An Introduction to Dorklish for Older Americans

Frederick J. Ernst

Are you often not sure what younger speakers are talking about? Don't fret! They are not speaking English but another language, Dorklish, that once was a poor cousin of English, but which today appears to be the dominant language in America. Modern Dorklish is perhaps most easily recognized by the ubiquitous and superfluous "lyek" and "yunóh."

In Dorklish there are few adverbs; you simply use an adjective where in English you would use an adverb. Thus, for example, a speaker of Dorklish would say "Drive slow" instead of "Drive slowly" and "He speaks Dorklish good" instead of "He speaks Dorklish well." About the only use of adverbs in Dorkish is to split infinitives, as in the familiar expression "to boldly go."

Nouns, most notably "fun", are regularly used as adjectives in Dorklish, leading to particularly annoying comparatives and superlatives such as "funner" and "funnest."

The French have had a strong influence upon Dorklish. While in English one says "It is I", in French one says "C'est moi." The speaker of Dorklish follows the French lead, and says "It is me." However, when an English speaker would use the word "me", a speaker of Dorklish is liable to use the reflexive pronoun "myself", as in, for example, "He asked myself."

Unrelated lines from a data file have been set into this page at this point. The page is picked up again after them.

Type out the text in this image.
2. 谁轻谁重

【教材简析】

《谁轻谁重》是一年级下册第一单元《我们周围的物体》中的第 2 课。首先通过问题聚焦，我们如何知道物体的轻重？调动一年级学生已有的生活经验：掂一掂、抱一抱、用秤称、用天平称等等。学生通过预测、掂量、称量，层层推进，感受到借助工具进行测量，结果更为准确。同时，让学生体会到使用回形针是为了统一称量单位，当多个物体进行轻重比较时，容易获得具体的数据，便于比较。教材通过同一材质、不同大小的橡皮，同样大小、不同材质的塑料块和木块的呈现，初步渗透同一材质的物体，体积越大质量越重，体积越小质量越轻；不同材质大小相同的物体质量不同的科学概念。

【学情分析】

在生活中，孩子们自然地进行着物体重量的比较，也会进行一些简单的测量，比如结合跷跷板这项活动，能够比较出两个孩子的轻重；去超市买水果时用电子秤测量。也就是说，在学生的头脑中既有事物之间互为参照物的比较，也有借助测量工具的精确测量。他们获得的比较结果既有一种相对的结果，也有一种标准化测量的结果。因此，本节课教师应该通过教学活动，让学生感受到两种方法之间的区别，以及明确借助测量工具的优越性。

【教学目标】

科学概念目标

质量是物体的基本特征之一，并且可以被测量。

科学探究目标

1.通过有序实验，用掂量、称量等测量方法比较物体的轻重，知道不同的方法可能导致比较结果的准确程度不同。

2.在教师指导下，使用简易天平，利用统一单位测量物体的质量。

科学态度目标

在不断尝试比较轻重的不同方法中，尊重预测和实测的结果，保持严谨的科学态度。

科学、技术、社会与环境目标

One of the trickiest rules of Dorklish concerns the destructive and and the destructive or. A speaker of Dorklish says "John went to a movie" and "I went to a movie", but "Me and John went to a movie." Conversely, a speaker of Dorklish says "Please do it for me" and "Please do it for John", but "Please do it for John and I." Examples of such usage can be found in movies that were shot as far back as the middle of the twentieth century.

The Dorklish habit of saying, for example, "without you paying" instead of "without your paying" began to creep into the language long ago. The typical speaker of Dorklish could not tell you that a gerund such as "paying" is a verbal noun. Nor is the word subjunctive in his or her vocabulary. In Dorklish you should sing "If I was a rich man ..." using the past indicative "I was" rather than the present subjunctive "I were."

Whereas in English the word "less" refers to quantity or degree and the word "fewer" refers to number, in Dorklish the same word "less" refers to quantity, degree or number. For example, a speaker of Dorklish would say "To eat healthy one should eat less French fries." This sentence also illustrates the use of an adjective instead of an adverb. Also, please note that whereas an English speaker would say, for example, "a few years" or "a small number of years", a speaker of Dorklish says "a few number of years."

Occasionally the pronunciation of words is different in English and Dorklish. The English word "nuclear" becomes "nukular" in Dorklish, while "similar" becomes "simular" or "similiar", like simulate or familiar. Some people in high places speak so!

By keeping these rules in mind, you can better understand the younger generation, and you might even be able to speak Dorklish well enough that people will think that you are a real Dork.